En este sentido, los logros del director son dos: sacar de Natalie Portman el proceso, lograr que lo cuente, y al mismo tiempo conseguir que perdamos en los momentos precisos el interés en el esperado final para imbuirnos en el mero placer y sufrimiento de la caza.
Portman está brillante, soporta todo el peso de la película y así construye, ella sola, el doble juego que tanto seduce al espectador: primero, nos obliga a sospechar hasta dónde se mete la propia actriz en el papel de la intérprete; después, tratamos de adivinar con interés morboso qué hay de Portman y qué hay de Nina. Hasta Vincent Cassel, que está inmenso, termina por borrarse, por desaparecer (y sabe cómo hacerlo) ante el chaparrón de talento que destila Nina.

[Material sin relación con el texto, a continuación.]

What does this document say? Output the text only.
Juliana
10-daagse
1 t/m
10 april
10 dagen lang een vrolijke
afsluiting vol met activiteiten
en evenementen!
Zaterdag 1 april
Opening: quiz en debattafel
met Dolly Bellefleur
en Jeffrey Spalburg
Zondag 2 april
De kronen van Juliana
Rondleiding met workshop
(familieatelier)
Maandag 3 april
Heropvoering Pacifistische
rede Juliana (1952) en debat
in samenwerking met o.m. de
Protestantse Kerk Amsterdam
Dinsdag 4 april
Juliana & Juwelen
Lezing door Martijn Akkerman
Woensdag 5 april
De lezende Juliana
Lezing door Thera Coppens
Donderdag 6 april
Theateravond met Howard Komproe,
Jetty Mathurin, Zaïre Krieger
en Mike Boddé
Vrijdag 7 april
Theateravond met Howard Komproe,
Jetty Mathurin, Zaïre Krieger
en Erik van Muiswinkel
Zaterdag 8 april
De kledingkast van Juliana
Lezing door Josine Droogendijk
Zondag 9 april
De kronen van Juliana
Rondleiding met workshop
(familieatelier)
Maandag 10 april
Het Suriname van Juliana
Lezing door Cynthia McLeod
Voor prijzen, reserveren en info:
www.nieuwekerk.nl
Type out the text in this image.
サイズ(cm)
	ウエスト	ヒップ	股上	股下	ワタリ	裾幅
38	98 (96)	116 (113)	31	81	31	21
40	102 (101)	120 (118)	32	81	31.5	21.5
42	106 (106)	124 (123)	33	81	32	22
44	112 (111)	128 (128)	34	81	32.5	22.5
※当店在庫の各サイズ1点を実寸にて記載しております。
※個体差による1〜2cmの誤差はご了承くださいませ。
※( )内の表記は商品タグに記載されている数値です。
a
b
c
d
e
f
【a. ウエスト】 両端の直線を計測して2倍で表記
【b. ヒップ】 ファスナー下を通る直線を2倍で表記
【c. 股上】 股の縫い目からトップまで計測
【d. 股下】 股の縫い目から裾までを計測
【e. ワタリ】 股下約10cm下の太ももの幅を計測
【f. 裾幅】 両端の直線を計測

El guión camina con mucha firmeza en la primera mitad, luego se emborrona con algunos instantes de autoparodia y concluye con un final intencionadamente abrupto (en cuanto cae el telón, se acaba todo). Deja el regusto de la duda en cuanto a su intencionalidad; ahora bien, luego uno se pregunta: ¿hubiera sido posible dejar tanto margen de maniobra a Portman y a Aronofsky sin perder el control de la película? Probablemente no.
La propia tensión entre perfección, entre intención y desmelene existe en la película… ¿Una historia dentro de otra historia, quizás?
Cisne negro solo gustará a los espectadores cuyos propios límites haya logrado pulsar, una película de las que jamás se podrán ver con objetividad y rigor cinematográfico. No es ni buena ni mala, ni clásica ni moderna. Es, sencillamente, la que es, para ser consumida en el momento preciso. Todo un riesgo; pero también un acierto.